A mulher sempre se orgulhara das capacidades do filho. O seu filho de dezasseis anos, atencioso, era calmo e reservado. Não tinha grande inclinação académica, poucos amigos, mas respeitava profundamente a mãe.
Nos últimos meses, ela notara, com surpresa, que o filho desenvolvera uma nova paixão: a jardinagem.
Depois da escola, o menino ia todos os dias para o quintal e começava a escavar a terra. A princípio, a mãe pensou que se tratava apenas de uma fase passageira. Mas um dia, não se conseguiu conter e perguntou:
“Meu querido, o que estás aqui a fazer?”
“Bem… quero plantar umas flores”, murmurou, sem levantar os olhos.
O coração da mulher encheu-se de alegria. “Isto sim é maturidade”, pensou ela. “Muito melhor do que andar a vaguear lá fora com companhia duvidosa.” “
Chegou a comprar sementes de petúnias e begónias, mas o filho não mostrava interesse. Dia após dia, continuava a escavar o mesmo pedaço de terra — ora de manhã, ora a altas horas da noite.
A mulher observava o seu trabalho diligente com emoção, embora se preocupasse com o facto de ele não estar a dedicar tempo suficiente aos estudos. Certa noite, a vizinha levou o seu grande dobermann, chamado Rex, a passear.
Normalmente, o cão era calmo, mas naquele dia, de repente enrijeceu, ladrou alto e correu em direção ao quintal. A vizinha mal teve tempo de o acompanhar.
O Rex parou perto da terra recém-remexida, começou a ladrar furiosamente, arranhando com as patas e, de repente, começou a escavar com uma ferocidade incrível.
“Pare!”, gritou a mulher, saindo de casa. “O meu filho está a plantar flores aqui!”
Mas o cão parecia ter enlouquecido.
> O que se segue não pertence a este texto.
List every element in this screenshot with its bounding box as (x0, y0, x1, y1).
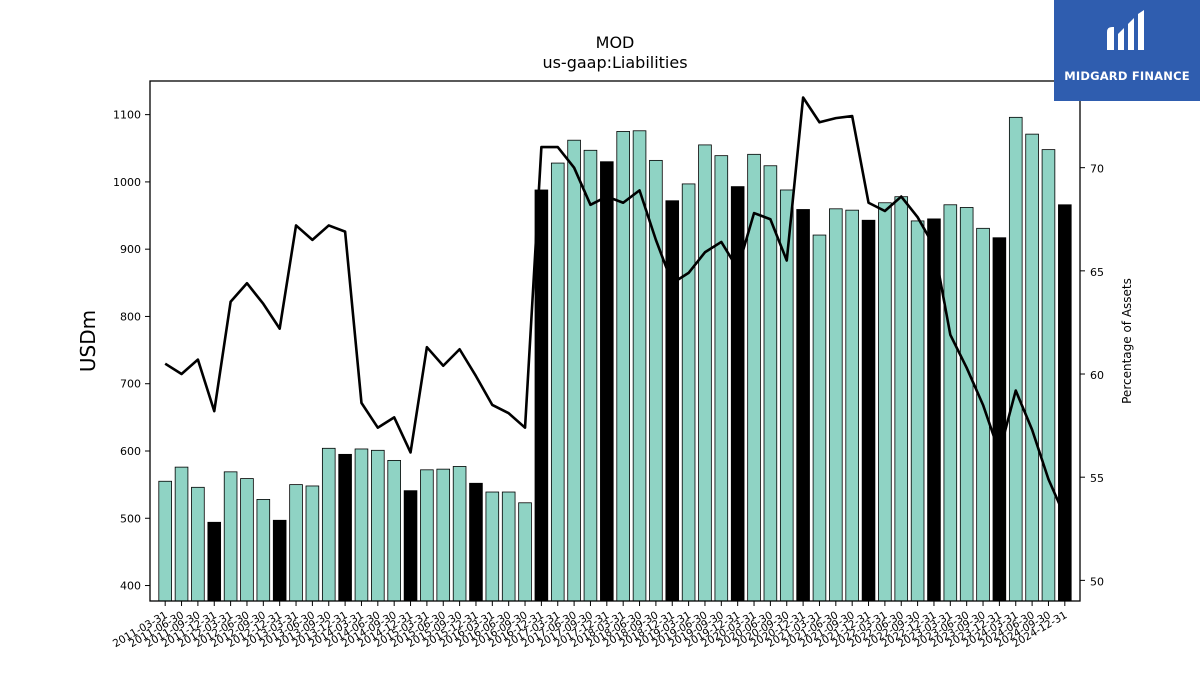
bar (665, 200, 680, 602)
company-logo: MIDGARD FINANCE (1054, 0, 1200, 101)
bar (256, 499, 271, 602)
bar (534, 189, 549, 602)
bar (403, 490, 418, 602)
bar (158, 480, 172, 602)
bar-group (158, 116, 1072, 602)
bar (550, 162, 565, 602)
bar (289, 484, 303, 602)
bar (943, 204, 958, 602)
bar (469, 482, 483, 602)
bar (747, 153, 761, 602)
bar (698, 144, 712, 602)
x-axis: 2011-03-312011-06-302011-09-302011-12-31… (111, 601, 1069, 650)
bar (223, 471, 238, 602)
bar (305, 485, 320, 602)
bar (174, 466, 189, 602)
bar (272, 519, 287, 602)
y-tick-label: 700 (120, 378, 141, 391)
bar (894, 196, 909, 602)
bar (681, 183, 696, 602)
bar (1008, 116, 1023, 602)
line-series (164, 96, 1067, 517)
y-axis-label-right: Percentage of Assets (1120, 278, 1134, 404)
bar (1058, 204, 1072, 602)
line-layer (164, 96, 1067, 517)
bar (796, 209, 810, 602)
bar (371, 449, 385, 602)
bar (452, 466, 467, 602)
bar (436, 468, 451, 602)
bar (812, 234, 827, 602)
bar (420, 469, 434, 602)
bar (600, 161, 614, 602)
bar (861, 219, 876, 602)
bar (845, 209, 859, 602)
bar (387, 459, 401, 602)
bar (1041, 149, 1056, 602)
bar (240, 478, 254, 602)
bar (910, 220, 925, 602)
y-tick-label: 500 (120, 512, 141, 525)
bar (583, 149, 598, 602)
y-axis-left: 400 500 600 700 800 900 1000 1100 (113, 109, 150, 593)
bar (485, 491, 500, 602)
y-tick-label: 800 (120, 310, 141, 323)
bar (518, 502, 532, 602)
y-tick-label: 400 (120, 580, 141, 593)
y-axis-label-left: USDm (76, 310, 100, 372)
chart-subtitle: us-gaap:Liabilities (542, 53, 687, 72)
bar (730, 186, 745, 602)
bar (714, 155, 729, 602)
y-tick-label: 1100 (113, 109, 141, 122)
y2-tick-label: 70 (1090, 163, 1104, 176)
bar (959, 207, 974, 602)
y-tick-label: 1000 (113, 176, 141, 189)
bar (567, 139, 581, 602)
bar (354, 448, 369, 602)
bar (338, 453, 352, 602)
bar (829, 208, 843, 602)
bar (207, 521, 222, 602)
y2-tick-label: 55 (1090, 472, 1104, 485)
y2-tick-label: 60 (1090, 369, 1104, 382)
bar (501, 491, 516, 602)
y2-tick-label: 65 (1090, 266, 1104, 279)
bar (992, 237, 1007, 602)
y-axis-right: 50 55 60 65 70 (1080, 163, 1104, 588)
bar (321, 447, 336, 602)
bar (878, 202, 892, 602)
logo-text: MIDGARD FINANCE (1064, 69, 1190, 83)
logo-mark-icon (1107, 10, 1144, 50)
y-tick-label: 900 (120, 243, 141, 256)
y-tick-label: 600 (120, 445, 141, 458)
bar (191, 486, 205, 602)
chart-title: MOD (596, 33, 635, 52)
y2-tick-label: 50 (1090, 575, 1104, 588)
plot-area-frame (149, 80, 1081, 602)
bar (1025, 133, 1039, 602)
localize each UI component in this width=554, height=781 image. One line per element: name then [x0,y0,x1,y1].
Terra voava em todas as direções, até que uma descoberta horrível surgiu subitamente da terra solta.
Um pedaço de saco de plástico. O vizinho baixou-se, puxou-o do chão e gelou, como se estivesse paralisado. Svetlana olhou para dentro e viu pequenos pacotes de pó branco.
As suas pernas fraquejaram.
“É… mesmo o que é que eu estou a pensar?”, sussurrou com dificuldade.
O vizinho empalideceu, mas assentiu:
“Parece substância ilícita”.
Nesse instante, o Igor apareceu na varanda. O seu rosto estava pálido, os seus olhos inquietos.
“Mãe, não é o que estás a pensar…”, começou, mas a sua voz tremia.
Svetlana segurou-o pelos ombros:
“O que é que isto quer dizer?! Vocês enterraram isto no nosso quintal?!”
Igor hesitou, depois sussurrou baixinho:
“Um tipo do gangue disse que só tínhamos de esconder… Prometeram dinheiro. Eu não sabia o que estava lá dentro!”
O vizinho abanou a cabeça.
“É um truque antigo. Pessoas como tu caem nessa sem aviso prévio. Mas a responsabilidade continua a ser vossa.”